Pandemi Sürecinde Belediye Yardımları ve Sosyal Market
Yaklaşık 1 yıldır yoğun kısıtlamalar, kapanmalar ve yasaklar içinde yaşadığımız bu hayatta herkesin ekonomisi bir derecede zarar gördü, görmeye de devam ediyor. Bu süreçte özellikle Ramazan ayında “Yardımlaşmaya” dikkat çekmek istiyorum.
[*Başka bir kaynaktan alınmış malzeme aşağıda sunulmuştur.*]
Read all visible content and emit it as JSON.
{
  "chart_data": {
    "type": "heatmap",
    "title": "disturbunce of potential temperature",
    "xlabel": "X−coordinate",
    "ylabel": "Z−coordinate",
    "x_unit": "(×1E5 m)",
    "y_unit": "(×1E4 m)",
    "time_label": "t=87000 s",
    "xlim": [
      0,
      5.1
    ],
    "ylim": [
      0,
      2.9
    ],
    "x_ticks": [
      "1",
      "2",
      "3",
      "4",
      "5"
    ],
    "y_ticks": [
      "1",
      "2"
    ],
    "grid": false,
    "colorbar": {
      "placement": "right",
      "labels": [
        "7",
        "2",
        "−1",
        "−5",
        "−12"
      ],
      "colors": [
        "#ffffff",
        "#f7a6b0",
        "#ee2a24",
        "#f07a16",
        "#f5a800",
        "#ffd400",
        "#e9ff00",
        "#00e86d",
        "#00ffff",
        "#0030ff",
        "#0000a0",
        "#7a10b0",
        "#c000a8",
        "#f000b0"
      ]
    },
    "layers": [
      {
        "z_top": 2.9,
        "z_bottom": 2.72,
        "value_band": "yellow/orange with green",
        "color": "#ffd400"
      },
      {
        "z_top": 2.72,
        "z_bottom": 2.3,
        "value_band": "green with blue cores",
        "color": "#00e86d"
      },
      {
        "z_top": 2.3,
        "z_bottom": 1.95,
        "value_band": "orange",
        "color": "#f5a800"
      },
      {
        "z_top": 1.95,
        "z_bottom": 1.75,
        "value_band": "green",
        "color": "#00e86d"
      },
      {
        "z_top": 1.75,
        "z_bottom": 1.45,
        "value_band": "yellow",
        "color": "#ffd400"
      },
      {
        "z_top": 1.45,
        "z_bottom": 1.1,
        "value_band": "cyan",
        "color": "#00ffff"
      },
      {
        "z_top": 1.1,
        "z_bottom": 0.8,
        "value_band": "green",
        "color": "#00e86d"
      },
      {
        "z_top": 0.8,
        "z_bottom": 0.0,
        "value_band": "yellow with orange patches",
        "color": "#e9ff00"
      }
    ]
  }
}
Koronavirüs etkilerini şimdilerde daha da ağır hissettirirken başta Devlet olmak üzere Belediyeler, Odalar vatandaşlara ve üyelerine desteklerini daha da artırmalı. Pandemi sürecinde Örnek Ticaret Odaları ve diğer odalar üyelerinden aidat almamalı hatta zor durumda olan, kapanan esnafa maddi destek olmalı. Belediyeler de vatandaşlarına gıda yardımı yerine daha kurumsal ve geniş ürün kapasiteli “Sosyal Market” adı altında dar gelirli ailelere ve zor durumdaki vatandaşların ihtiyaçlarını gidermeli. Özellikle Medyada çok öne çıkan durum, yapılan yardımın şov haline dönüştürülmesi vicdanları yaralıyor. Olması gereken “Veren elin alan eli görmeyeceği ve insan onuru kırılmadan yardım yapılması gerekiyor. Sosyal Marketlerin kuruluş amaçlarından biri de bu olsa gerek. İzmir’de yakın bir zamanda Gaziemir’de, Kemalpaşa’da, Aliağa’da, Torbalı’da en son olarak da Çiğli Belediye’since Sosyal Market açıldı. Buca Belediyesi’nde Sosyal Market açılması için çalışmalara başladı.
Unutmayalım, Beyaz siyahta, Siyahta Beyazda belli olur. Yapılan Hizmetler mutlaka karşılığını bulur.